La questione, in realtà, potrebbe essere molto più complessa di quello che già sembra...
Innanzitutto
@Nemesis (come sempre) ha fornito il riferimento legislativo chiave da cui partire: l'eredità della detrazione si trasmette solo ed esclusivamente all'erede che che "
conservi la detenzione materiale e diretta del bene".
Secondo il mio modesto parere, il suddetto articolo di legge, è un po' fuorviante, in quanto sembra suggerire che possa esserci sempre e solo un'unica persona in diritto di ereditare tale privilegio.
In pratica, però, non è scontato che si verifichino delle condizioni (legalmente valide) nelle quali gli aventi titolo potrebbero anche essere molteplici. E il caso di
@cec pare uno di questi.
Venendo al dunque, bisogna precisare che, mentre proprietà e possesso sono esplicitamente definite dal Codice Civile (rispettivamente dagli art. 832 e 1140), la detenzione viene solo citata in rapporto al possesso (art. 1140), ma non ha una regolamentazione propria.
Tuttavia esistono diverse sentenze che l'hanno presa in esame e ne hanno specificato meglio l'applicazione.
Per fare una sintesi, la detenzione si realizza quando si ha la
piena disponibilità fisica del bene, senza per forza esserne proprietari o averne il possesso diretto.
Essa può essere
qualificata (per esempio quando è riconosciuta attraverso un contratto vero e proprio) oppure
non qualificata (quando si realizza per condizioni naturali ed effettive, per esempio l'abitazione).
Nel caso specifico di
@cec, la detenzione odierna dell'appartamento in cui abitava il padre è in capo alla madre e al fratello, che ci abitano tuttora (
piena disponibilità non qualificata), ma non a lei, che non ci abita (non lo ha quindi in piena disponibilità).
L'Agenzia delle Entrate ha emesso alcune circolari riguardo l'ereditarietà dei bonus casa (
qui ne è stato fatto un ottimo riassunto), nelle quali specifica meglio come ci si deve comportare in questi casi.
Suggerisco anche di leggere
questo post, che fornisce degli ottimi esempi pratici e non è scritto in "legalese".
MA ATTENZIONE: tenete presente che tutto ciò che ho scritto vale se le opere sono state realizzate su un edificio composto da più appartamenti
catastalmente indipendenti (identificati, quindi, da due subalterni distinti).
Se, invece, c'è solo una suddivisione di fatto, ma non a livello catastale (unico subalterno che comprende l'intero fabbricato o, addiritttura, nessun subalterno), le cose cambiano parecchio.
In ogni caso, secondo me, quello che è stato indicato nella CILA è scorretto in entrambe le situazioni.
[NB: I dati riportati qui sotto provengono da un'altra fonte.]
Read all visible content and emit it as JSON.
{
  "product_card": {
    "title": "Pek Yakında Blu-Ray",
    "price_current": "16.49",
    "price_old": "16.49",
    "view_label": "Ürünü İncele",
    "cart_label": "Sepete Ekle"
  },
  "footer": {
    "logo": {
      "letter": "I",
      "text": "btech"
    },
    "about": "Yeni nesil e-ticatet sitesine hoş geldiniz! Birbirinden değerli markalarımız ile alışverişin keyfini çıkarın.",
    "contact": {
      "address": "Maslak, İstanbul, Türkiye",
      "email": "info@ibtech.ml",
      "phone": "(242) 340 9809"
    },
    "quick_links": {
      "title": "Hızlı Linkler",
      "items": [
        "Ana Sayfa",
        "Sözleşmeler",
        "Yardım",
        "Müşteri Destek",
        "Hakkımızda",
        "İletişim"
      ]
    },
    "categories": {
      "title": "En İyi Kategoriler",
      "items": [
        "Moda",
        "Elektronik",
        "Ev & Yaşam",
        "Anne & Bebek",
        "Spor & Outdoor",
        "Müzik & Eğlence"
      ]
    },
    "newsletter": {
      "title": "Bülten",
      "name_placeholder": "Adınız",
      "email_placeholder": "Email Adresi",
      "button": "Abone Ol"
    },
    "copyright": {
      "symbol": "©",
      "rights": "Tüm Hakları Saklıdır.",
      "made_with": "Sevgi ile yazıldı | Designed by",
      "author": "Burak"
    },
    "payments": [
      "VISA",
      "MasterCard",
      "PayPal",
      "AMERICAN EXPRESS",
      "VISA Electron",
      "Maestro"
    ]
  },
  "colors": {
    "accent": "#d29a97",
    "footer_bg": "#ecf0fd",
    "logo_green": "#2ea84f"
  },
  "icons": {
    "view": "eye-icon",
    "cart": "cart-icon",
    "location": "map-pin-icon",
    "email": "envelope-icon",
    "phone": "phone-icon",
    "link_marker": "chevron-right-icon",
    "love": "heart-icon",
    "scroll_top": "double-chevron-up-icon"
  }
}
Di fatto, in nessuno dei due casi, si realizza la condizione di "condominio", dato che il proprietario di tutto lo stabile è uno solo (se volete approfondire la definizione di condominio, in questo
post sul nostro blog ho parlato dell'argomento).
Non esistono, quindi, "parti comuni" fra proprietari (condominio), ma solo fra appartamenti. Insomma, sono parti comuni fittizie.
Morale della favola:
1- se il subalterno è uno solo, l'eredità della detrazione va suddivisa equamente fra tutti e tre i familiari (chi non ha capienza non può trasferire la sua quota agli altri e questa andrà persa).
2- se i subalterni sono due, le spese per la ristrutturazione andavano contabilizzate già in partenza suddividendole fra i due subalterni proporzionalmente alle reali quote di competenza gravanti su entrambi. Se ciò non è stato fatto, il problema va ben oltre l'ereditarietà della detrazione.
Ma, senza avere a disposizione documentazione fiscale e tecnica degli interventi e dell'edificio, diventa davvero difficile dare una risposta certa e, soprattutto, capire se sono stati commessi errori tecnici e fiscali alla radice.
In tal caso converrebbe innanzitutto sanare quelli, perché potrebbero compromettere l'intera agevolazione ed esporre anche a sanzioni.